Polish mathematician and logician (1904–1941)

Adolf Lindenbaum (12 June 1904 – August 1941) was a Polish logician and mathematician best known for Lindenbaum's lemma and Lindenbaum–Tarski algebras.

== Life ==
He was born and brought up in Warsaw in a Polish-Jewish family. He earned a Ph.D. in 1928 under Wacław Sierpiński and habilitated at the University of Warsaw in 1934. He published works on mathematical logic, set theory, cardinal and ordinal arithmetic, the axiom of choice, the continuum hypothesis, theory of functions, measure theory, point-set topology, geometry and real analysis.

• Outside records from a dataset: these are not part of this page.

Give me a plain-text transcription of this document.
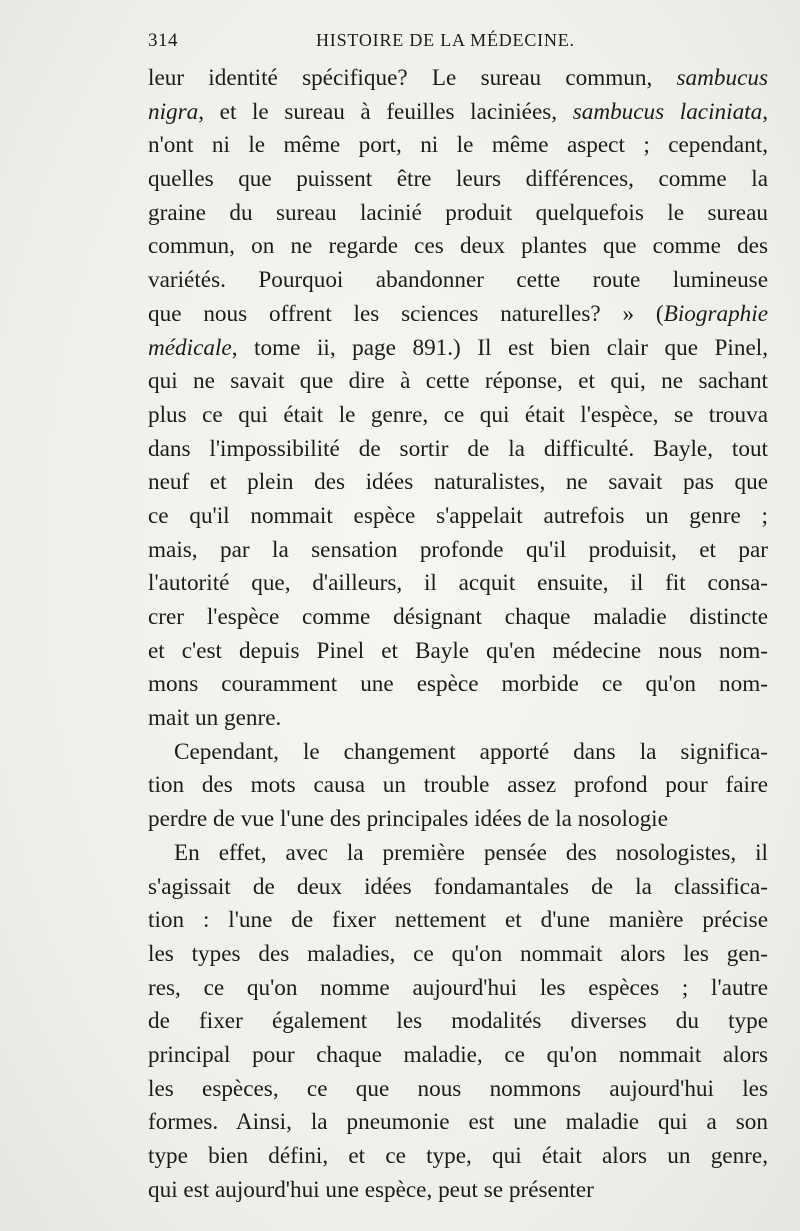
314	HISTOIRE DE LA MÉDECINE.
leur identité spécifique? Le sureau commun, sambucus
nigra, et le sureau à feuilles laciniées, sambucus laciniata,
n'ont ni le même port, ni le même aspect ; cependant,
quelles que puissent être leurs différences, comme la
graine du sureau lacinié produit quelquefois le sureau
commun, on ne regarde ces deux plantes que comme des
variétés. Pourquoi abandonner cette route lumineuse
que nous offrent les sciences naturelles? » (Biographie
médicale, tome ii, page 891.) Il est bien clair que Pinel,
qui ne savait que dire à cette réponse, et qui, ne sachant
plus ce qui était le genre, ce qui était l'espèce, se trouva
dans l'impossibilité de sortir de la difficulté. Bayle, tout
neuf et plein des idées naturalistes, ne savait pas que
ce qu'il nommait espèce s'appelait autrefois un genre ;
mais, par la sensation profonde qu'il produisit, et par
l'autorité que, d'ailleurs, il acquit ensuite, il fit consa-
crer l'espèce comme désignant chaque maladie distincte
et c'est depuis Pinel et Bayle qu'en médecine nous nom-
mons couramment une espèce morbide ce qu'on nom-
mait un genre.
Cependant, le changement apporté dans la significa-
tion des mots causa un trouble assez profond pour faire
perdre de vue l'une des principales idées de la nosologie
En effet, avec la première pensée des nosologistes, il
s'agissait de deux idées fondamantales de la classifica-
tion : l'une de fixer nettement et d'une manière précise
les types des maladies, ce qu'on nommait alors les gen-
res, ce qu'on nomme aujourd'hui les espèces ; l'autre
de fixer également les modalités diverses du type
principal pour chaque maladie, ce qu'on nommait alors
les espèces, ce que nous nommons aujourd'hui les
formes. Ainsi, la pneumonie est une maladie qui a son
type bien défini, et ce type, qui était alors un genre,
qui est aujourd'hui une espèce, peut se présenter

He served as an assistant professor at the University of Warsaw from 1935 until the outbreak of war in September 1939. He was Alfred Tarski's closest collaborator of the inter-war period. Around the end of October or beginning of November 1935 he married Janina Hosiasson, a fellow logician of the Lwow–Warsaw school. He and his wife were adherents of logical empiricism, participated in and contributed to the international unity of science movement, and were members of the original Vienna Circle. Sometime before the middle of August 1941 he and his sister Stefanja were shot to death in Naujoji Vilnia (Nowa Wilejka), 7 km east of Vilnius, by the occupying German forces or Lithuanian collaborators.